Of course, she’d read Dune. If she hadn’t, she wouldn’t have had that same experience I’d just had. I could have said “Ooh, I smell spice!” to my mother-in-law, and (lovely mother-in-law though she is) she would have had no reaction, or only thought about food.

So, this is my point–the language we speak isn’t like a programming language, where definitions are set and meaning follows an absolutely logical sequence and there’s some perfectly logical way to decode the meaning of any word or sentence. (No one has actually died in the shower from not being able to exit the loop on the back of the shampoo bottle. Indeed, the joke is funny because it never has and never would happen, because human languages don’t work like computer languages.) The dictionary definitions of words are only the surface of what they mean–but what’s below that surface is different from person to person, even if some meanings are common to some groups of people.

As a writer, your work is to some extent made more difficult by this. But if you turn it around and look at it as a tool to be used, you can get some really cool effects from it. Just, not every reader is going to be in a position to experience the effect. But that’s all right, that’s just life. That’s how it is.

The writing advice here is, think very carefully about the resonances and associations of even common words, while you write. Be sure the echoes of your words are the ones you want. Always remembering, of course, that some readers won’t hear them at all or will hear different ones, but that can’t be helped.

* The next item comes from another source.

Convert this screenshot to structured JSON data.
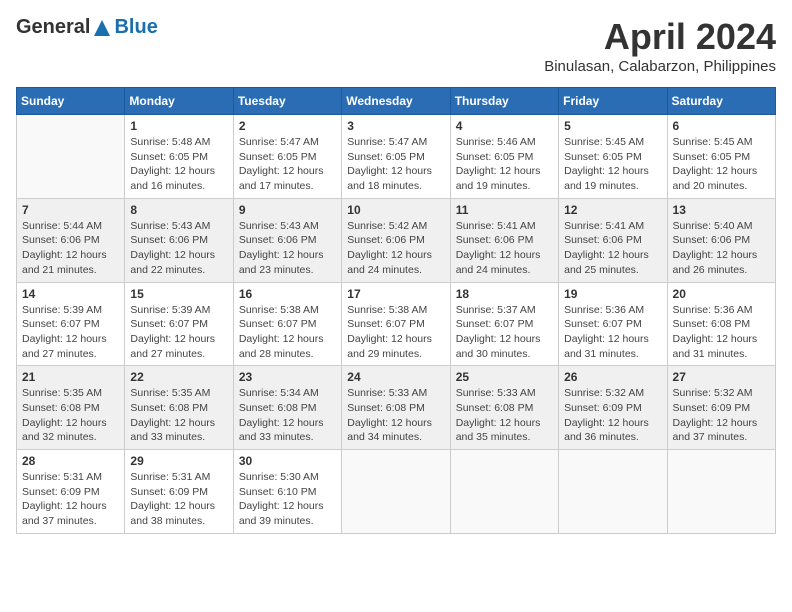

The answer to the questions about my work? Well, if a dictionary-correct word isn’t producing the set of associations I want, I’m going to either try to manipulate the context so that it’s closer to what I want (by, say, using other words in immediately previous sentences to prime the association I’m after), or choose a different one. So if you’ve wondered why I chose one word and not another, that would be why.

8 Responses

    1. Ann Post author

      Hah, yes, I thought of mentioning that. I did the same to myself–I can’t see the word without doing a double-take now. You’re right, it’s the same effect, just very obvious because “ancillary” wasn’t in much use previously except in a few specialized areas.

  1. J
    Juliette Wade

    Ann, I feel exactly the same about “ancillary” at this point. I wanted to say that the way you argue your point above is backed up by psycholinguistics and the way it talks about word meanings. I wrote an article related to this for the editorial of Analog’s May issue this year, called “Not Just Semantics.” It’s possible that you or your readers might find it interesting. The main point is that word meanings are a concatenation of all the contexts in which a person has ever heard a word, and all are activates simultaneously when the person hears the word. Thus, words we read don’t transmit meaning to us, but evoke it, and what gets evoked will differ depending on the person. Great article.

  2. C
    Chris Suslowicz

    PSA: Subterranean have just announced the hardcover of Ancillary Sword, and the artwork is simply superb!

    (Yes, Of Course I’ve pre-ordered it.)

    1. Ann Post author

      Thank you, citizen! I have been anxiously waiting to be able to tell people about this, so glad to know it’s announced!!!

  3. n

    I used to write book copy and would see manuscripts in various stages of editing. One of my favorite examples of It Came from the Thesaurus was the line (I still remember this from 20 years ago!): “I had to shoot him! I never had any selection!”